La historia reciente de la Escuela José Antonio Guzmán Fabián no es solo la de una infraestructura deteriorada. Es, más bien, el reflejo de una tensión peligrosa: cuando la educación deja de ser prioridad y comienza a ser vista como un obstáculo.
Fundada en 1959 por el educador José Antonio Guzmán Fabián, esta institución no es un terreno cualquiera. Es un símbolo. Es memoria viva. Es la raíz del desarrollo educativo de Jarabacoa. Sin embargo, en pleno siglo XXI, se ha tenido que defender de una amenaza que jamás debió existir: la intención de desplazarla para fines no educativos.
No se trata de un simple debate de uso de suelo.

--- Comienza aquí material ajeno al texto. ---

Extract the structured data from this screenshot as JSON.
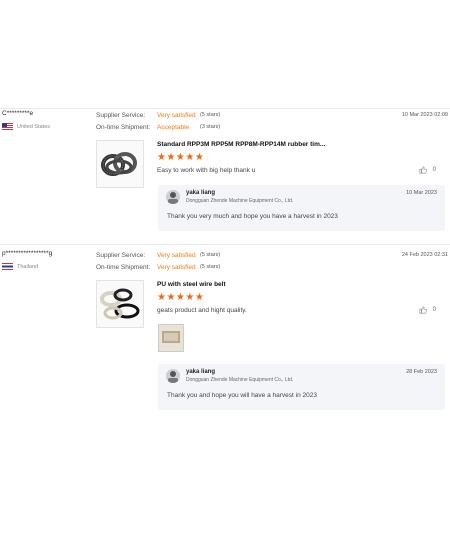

Se trata de una pregunta de fondo:
¿Qué vale más para una sociedad: la educación o la conveniencia administrativa?
Porque cuando se propone sustituir una escuela por oficinas o parqueos, lo que realmente se está diciendo (aunque no se admita) es que formar ciudadanos puede esperar. Que educar no es urgente. Que el futuro puede postergarse.
Y ahí es donde debemos ser claros, sin matices ni diplomacia innecesaria, eso es inaceptable.
La educación no es un gasto, ni un estorbo logístico, ni un activo negociable para políticos. Es el eje sobre el que gira cualquier posibilidad real de desarrollo. Cada aula que se pierde es una oportunidad menos. Cada espacio educativo que se sacrifica es una señal inequívoca de retroceso.
Este caso obliga a replantear prioridades. A revisar visiones. A cuestionar decisiones que, bajo la apariencia de eficiencia, esconden una peligrosa desconexión con lo esencial.
Hoy más que nunca, el país necesita claridad estratégica, la educación no compite con otros intereses, está por encima de ellos.
No hay desarrollo económico sostenible sin educación. No hay institucionalidad sólida sin ciudadanos formados. No hay futuro viable sin inversión firme en las escuelas.
Quien no entienda esto, simplemente no está pensando en el país que queremos construir.
Porque al final, la pregunta no es qué hacer con un terreno.
La verdadera pregunta es: ¿qué estamos dispuestos a sacrificar… y qué jamás deberíamos tocar?
Y la respuesta, si aún creemos en el futuro, debe ser contundente, la educación no se negocia.